An employee at the University of Virginia who was a key figure in the now-debunked Rolling Stone article about a gang rape at the school has been appointed to a state commission to develop sentencing guidelines for felons.
Virginia Gov. Terry McAuliffe appointed Emily Renda, a project coordinator and Vice President for the Student Affairs Office at UVA, to one of the open slots on the state’s 17-member Criminal Sentencing Commission.
In an email obtained by The Daily Caller through an open records request, Katherine Waddell, a special adviser to the Virginia secretary of state, extended an effusive invitation to Renda on behalf of McAuliffe on Dec. 11.
“Thank you very much for serving on the Governor’s Task Force to Combat Sexual Violence on College Campuses,” Waddell wrote Renda, referring to another group to which McAuliffe appointed Renda in August. “He is most appreciative of your service to the Commonwealth.”
Renda’s involvement in the Rolling Stone debacle began last summer when she put the magazine’s reporter Sabrina Rubin Erdely in touch with a friend — and fellow activist — named Jackie.
Jackie claimed that she was brutally gang-raped by seven fraternity members on campus in 2012 and that university officials failed to properly investigate.
Erdely’s article generated massive outrage when it was published on Nov. 19. UVA president Teresa Sullivan suspended the accused fraternity, whose chapter house was vandalized.
By the time Waddell contacted Renda, the Rolling Stone article had fallen under intense scrutiny.
“Presently we are completing appointments to the Criminal Sentencing Commission,” Waddell wrote to Renda. “As you can see below, the profile states that one of the Governor’s members shall be a representative of a crime victims’ organization or a victim of crime. The Governor would be most grateful if you would consider this commission and submit your application.”
“Please consider this important commission — you would be an outstanding addition.”
The Sentencing Commission’s purpose is to develop, implement and administer felony sentencing guidelines that are used to handle felony cases throughout the state.
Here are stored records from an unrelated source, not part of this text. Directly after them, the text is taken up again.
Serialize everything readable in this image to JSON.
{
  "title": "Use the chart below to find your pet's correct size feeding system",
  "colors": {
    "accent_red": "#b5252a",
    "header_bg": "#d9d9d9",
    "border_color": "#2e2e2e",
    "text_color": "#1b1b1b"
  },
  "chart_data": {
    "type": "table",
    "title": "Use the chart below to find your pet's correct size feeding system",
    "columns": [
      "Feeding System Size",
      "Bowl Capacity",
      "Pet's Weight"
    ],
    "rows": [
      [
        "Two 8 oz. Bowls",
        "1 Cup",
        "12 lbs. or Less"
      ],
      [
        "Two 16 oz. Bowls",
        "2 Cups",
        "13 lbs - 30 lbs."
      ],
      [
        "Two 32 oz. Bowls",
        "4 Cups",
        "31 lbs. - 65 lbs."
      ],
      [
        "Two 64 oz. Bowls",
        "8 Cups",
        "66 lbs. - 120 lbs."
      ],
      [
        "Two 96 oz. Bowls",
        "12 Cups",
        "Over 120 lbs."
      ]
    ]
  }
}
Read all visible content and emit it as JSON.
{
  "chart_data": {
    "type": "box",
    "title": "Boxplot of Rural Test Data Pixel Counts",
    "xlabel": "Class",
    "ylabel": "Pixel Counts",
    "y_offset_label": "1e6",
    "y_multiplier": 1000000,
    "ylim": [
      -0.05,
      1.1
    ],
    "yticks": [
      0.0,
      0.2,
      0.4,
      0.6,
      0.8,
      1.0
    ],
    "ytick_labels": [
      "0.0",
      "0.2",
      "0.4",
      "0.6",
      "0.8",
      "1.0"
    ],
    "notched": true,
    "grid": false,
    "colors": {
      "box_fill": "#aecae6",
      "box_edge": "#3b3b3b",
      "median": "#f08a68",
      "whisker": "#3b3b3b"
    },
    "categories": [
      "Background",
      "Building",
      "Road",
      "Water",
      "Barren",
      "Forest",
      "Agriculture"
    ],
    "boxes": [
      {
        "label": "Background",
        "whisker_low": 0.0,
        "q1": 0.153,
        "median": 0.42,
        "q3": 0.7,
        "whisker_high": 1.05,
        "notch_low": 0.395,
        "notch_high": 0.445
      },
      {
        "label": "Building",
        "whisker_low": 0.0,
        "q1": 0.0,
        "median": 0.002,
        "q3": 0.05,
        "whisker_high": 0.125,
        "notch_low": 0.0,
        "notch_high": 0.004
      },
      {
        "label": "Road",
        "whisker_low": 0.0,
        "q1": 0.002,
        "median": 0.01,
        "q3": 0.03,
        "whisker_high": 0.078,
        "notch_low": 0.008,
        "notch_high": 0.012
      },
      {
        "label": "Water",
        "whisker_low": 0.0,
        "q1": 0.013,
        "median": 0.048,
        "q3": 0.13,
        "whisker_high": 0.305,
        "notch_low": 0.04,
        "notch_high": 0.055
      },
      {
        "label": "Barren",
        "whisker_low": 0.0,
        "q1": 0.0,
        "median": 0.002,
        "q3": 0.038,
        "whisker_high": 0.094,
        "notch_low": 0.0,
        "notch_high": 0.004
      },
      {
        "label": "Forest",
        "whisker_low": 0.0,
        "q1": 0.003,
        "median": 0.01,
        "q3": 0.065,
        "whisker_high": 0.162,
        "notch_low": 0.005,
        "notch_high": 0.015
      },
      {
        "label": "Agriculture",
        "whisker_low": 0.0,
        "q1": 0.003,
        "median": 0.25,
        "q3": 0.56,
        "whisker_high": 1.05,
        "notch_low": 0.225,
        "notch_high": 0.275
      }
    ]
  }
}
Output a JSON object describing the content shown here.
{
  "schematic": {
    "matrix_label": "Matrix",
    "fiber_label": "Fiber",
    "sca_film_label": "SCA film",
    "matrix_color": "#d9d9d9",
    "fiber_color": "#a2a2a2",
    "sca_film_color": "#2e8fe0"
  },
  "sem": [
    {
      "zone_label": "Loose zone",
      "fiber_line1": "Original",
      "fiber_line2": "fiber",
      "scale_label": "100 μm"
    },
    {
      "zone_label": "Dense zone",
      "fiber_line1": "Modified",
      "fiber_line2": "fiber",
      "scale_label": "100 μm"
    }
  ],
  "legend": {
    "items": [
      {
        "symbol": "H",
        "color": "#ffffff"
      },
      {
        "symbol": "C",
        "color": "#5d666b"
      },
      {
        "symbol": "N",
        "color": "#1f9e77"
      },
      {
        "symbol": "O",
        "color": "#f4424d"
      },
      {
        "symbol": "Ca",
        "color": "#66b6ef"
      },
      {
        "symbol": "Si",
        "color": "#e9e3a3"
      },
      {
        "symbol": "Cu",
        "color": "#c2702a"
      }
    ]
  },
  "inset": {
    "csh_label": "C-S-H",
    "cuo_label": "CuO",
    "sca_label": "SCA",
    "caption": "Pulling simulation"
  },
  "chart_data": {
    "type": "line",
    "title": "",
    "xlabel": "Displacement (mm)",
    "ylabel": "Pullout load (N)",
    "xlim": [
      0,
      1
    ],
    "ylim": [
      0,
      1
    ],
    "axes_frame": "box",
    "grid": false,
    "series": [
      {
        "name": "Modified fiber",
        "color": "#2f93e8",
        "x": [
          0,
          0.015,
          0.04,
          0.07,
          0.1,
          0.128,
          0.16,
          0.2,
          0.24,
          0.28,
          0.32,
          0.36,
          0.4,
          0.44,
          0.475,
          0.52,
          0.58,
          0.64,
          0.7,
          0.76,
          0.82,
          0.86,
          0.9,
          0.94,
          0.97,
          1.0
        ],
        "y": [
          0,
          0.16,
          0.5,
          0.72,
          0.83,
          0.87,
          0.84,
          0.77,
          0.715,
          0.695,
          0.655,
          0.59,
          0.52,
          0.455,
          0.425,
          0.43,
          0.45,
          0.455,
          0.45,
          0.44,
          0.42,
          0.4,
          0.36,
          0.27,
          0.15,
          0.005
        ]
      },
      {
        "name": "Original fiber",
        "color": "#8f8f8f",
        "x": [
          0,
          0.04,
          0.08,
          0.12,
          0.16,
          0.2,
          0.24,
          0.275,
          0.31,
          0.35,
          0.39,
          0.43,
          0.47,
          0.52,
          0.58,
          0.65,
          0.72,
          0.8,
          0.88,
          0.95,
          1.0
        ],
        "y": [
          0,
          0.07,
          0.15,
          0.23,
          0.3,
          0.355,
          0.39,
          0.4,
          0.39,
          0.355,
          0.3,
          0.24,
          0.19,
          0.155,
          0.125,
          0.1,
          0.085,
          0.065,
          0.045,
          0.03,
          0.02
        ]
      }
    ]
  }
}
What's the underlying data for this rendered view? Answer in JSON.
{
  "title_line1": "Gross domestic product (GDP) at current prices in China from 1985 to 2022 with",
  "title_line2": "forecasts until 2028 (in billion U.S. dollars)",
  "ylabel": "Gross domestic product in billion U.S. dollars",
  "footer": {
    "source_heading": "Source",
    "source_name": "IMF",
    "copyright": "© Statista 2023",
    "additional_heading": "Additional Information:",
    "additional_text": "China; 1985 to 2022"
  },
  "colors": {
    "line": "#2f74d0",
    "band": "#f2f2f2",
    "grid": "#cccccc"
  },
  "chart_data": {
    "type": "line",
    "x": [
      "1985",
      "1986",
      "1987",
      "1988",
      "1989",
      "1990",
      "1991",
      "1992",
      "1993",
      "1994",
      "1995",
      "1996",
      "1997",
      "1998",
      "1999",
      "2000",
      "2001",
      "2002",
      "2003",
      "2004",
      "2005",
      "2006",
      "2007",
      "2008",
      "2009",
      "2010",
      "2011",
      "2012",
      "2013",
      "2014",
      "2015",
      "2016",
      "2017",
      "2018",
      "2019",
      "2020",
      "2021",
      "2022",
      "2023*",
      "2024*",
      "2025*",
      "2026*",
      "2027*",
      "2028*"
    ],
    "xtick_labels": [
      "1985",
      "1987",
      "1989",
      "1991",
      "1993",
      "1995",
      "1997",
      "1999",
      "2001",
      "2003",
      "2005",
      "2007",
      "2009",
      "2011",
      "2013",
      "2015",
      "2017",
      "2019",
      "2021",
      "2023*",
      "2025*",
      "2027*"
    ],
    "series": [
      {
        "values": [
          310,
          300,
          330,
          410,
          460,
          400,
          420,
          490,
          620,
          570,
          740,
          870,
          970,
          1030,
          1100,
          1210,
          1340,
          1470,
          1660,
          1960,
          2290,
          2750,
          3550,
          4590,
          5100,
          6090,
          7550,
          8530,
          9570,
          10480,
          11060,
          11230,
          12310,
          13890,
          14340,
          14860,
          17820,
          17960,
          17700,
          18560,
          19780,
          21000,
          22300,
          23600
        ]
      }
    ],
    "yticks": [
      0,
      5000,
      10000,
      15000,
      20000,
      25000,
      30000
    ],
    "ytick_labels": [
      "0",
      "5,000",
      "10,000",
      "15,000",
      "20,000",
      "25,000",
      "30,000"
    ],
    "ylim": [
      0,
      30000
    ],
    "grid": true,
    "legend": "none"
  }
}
Renda’s term will last through December 2018.
As Jackie’s story was debunked, Renda defended her role in the debacle, saying that as an advocate for victims of sexual assault, it was not her job to second-guess Jackie’s claims.
“An advocate is not supposed to be an investigator, a judge or an adjudicator,” Renda told The Washington Post in an article published Dec. 5.
Renda first met Jackie through her advocacy work in 2013. During a Senate hearing in June, following a stint as a consultant for the White House’s Task Force to Protect Students from Sexual Assault, Renda cited Jackie’s story during her testimony.
Except she claimed that Jackie — whom Renda called “Jenna” at the time — had claimed to have been raped by five men instead of seven. (RELATED: Emails Show UVA Coordinator Hoped To Put ‘Positive People’ In Touch With Rolling Stone Reporter)
Despite that change in Jackie’s story, Renda still put her in touch with Erdely.
“I don’t even know what I believe at this point,” Renda told The Post in December.
“This feels like a betrayal of good advocacy if this is not true,” Renda said. “We teach people to believe the victims. We know there are false reports, but those are extraordinarily low.” (RELATED: UVA Rape Activist Worked At White House)
Renda’s involvement in the article raises questions over whether she is suited for a role on the sentencing commission.
“Ms. Renda should realize that accusations of rape are life-changing,” Charlotte Hayes, the director of cultural programs at the Independent Women’s Forum, told TheDC. “It’s not ‘second-guessing’ accusers to take an objective look and ask questions about what they said. Doing this is commonsense, not an affront to a Victorian damsel who can bear to present her charges to an objective third party.”
“In the future, Ms. Renda should encourage people to to go the police instead of Rolling Stone.”
Waddell did not return TheDC’s request for comment.